Which is very true, for it is a great gain to the glory of any country to have expert historians.

"We will underrate the French," I said, "for that would depreciate such triumphs as we have achieved in conflict with them."

"You make very little of Americans," she said. "Do you not think that you will also have to reckon with my misguided countrymen?"

"Mere louts," I said, thinking that at last I had found away to provoke her into an expression of her real opinions. "Perchance they might do something if they were trained and properly armed. But, as they are, they cannot withstand the British bayonet."

She looked at me with some curiosity, at which I was gratified, but, in imitation of her own previous example, I had discharged expression from my face.

"I had thought sometimes, Lieutenant Melville," she said, "that you had been moved to sympathy for these people, these rebels."

"Then you are much mistaken, Miss Desmond," I said, "although I hope I am not hard of heart. I am most loyal to the king, and hope for his complete triumph. How could I be otherwise, when you, who are American-born, set me such a noble example?"

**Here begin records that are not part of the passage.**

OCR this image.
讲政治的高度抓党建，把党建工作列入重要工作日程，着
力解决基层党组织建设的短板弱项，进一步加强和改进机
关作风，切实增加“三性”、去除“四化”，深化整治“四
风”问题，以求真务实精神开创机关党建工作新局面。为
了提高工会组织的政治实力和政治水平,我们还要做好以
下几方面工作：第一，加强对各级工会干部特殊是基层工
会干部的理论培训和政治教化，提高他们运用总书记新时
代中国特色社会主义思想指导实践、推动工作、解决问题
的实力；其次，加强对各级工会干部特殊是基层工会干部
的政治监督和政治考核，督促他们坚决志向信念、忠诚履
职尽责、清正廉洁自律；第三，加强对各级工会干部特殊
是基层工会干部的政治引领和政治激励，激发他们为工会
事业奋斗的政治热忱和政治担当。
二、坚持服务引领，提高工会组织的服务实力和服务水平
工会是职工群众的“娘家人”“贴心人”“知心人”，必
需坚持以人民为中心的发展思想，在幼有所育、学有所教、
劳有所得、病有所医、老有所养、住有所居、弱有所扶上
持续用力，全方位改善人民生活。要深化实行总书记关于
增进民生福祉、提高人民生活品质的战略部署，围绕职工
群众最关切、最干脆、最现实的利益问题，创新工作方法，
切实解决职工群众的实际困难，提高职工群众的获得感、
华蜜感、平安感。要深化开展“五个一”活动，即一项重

"That is but the language of compliment, Lieutenant Melville," she said, "the courtly speech that you have learned in London drawing-rooms, and – pardon me for saying it – means nothing."

"It might mean nothing with other men," I said, losing somewhat of my self-possession, "but it does mean something with me."

"I do not understand you, Lieutenant Melville," she said, turning upon me an inquiring look. "You seem to speak in metaphors to-night."

"If so," I replied, "I may again plead your noble example. I do not understand you at all to-night, Miss Desmond."

"Our conversation has been of a military character," she replied, smiling for the first time. "So gallant an officer as you, Lieutenant Melville, should understand that, while all of it may well be a puzzle to me, a woman, whom the sound of a trumpet frightens, it is easy enough for you to comprehend it."

"It is this time I who ask the pardon, Miss Desmond," I replied, "if I say that is the language of compliment, of the drawing-room."

She made no reply, but bent forward to inhale the odor of a flower that blossomed near her. I too was silent, for I knew not whether she wished me to go or stay, or cared naught for either. From the drawing-room came the sound of music, but she made no movement to go.

"I have had thoughts about you, too, Miss Desmond," I said, at length, after some minutes of embarrassment, for me at least.

"I trust that such thoughts have been of a pleasant nature, Lieutenant Melville," she said, turning her deep eyes upon me again.

"I have thought," I continued, "that you too felt a certain sympathy for the rebels, your misguided countrymen."

"What reasons have I furnished for such a supposition?" she replied, coldly. "Are you in the habit, Lieutenant Melville, of attributing treasonable thoughts to the best friends of the king's cause."

This I thought was carrying the matter to a very extreme point, but it was not for me, who called myself a gentleman, to say so aloud.

"I would not speak of it as treason," I said; "it seems to me to be in accord with nature that you, who are an American, should feel sympathy for the Americans."

"Then," she replied, "it is you who have treasonable thoughts, and not I."

"I trust I may never falter in doing my duty," I said.

"I trust I may not do so either," she said.

"Then," I exclaimed, flinging away reserve and caution, "why play this part any longer?"

"What part?" she asked, her eyes still unfathomable.

"This pretence of Toryism," I cried. "This pretence which we both know to be so unreal. Do I not know that you are a patriot, the noblest of patriots? Do I not honor you for it? Do I not remember every second of our desperate ride together, and glory in the remembrance?"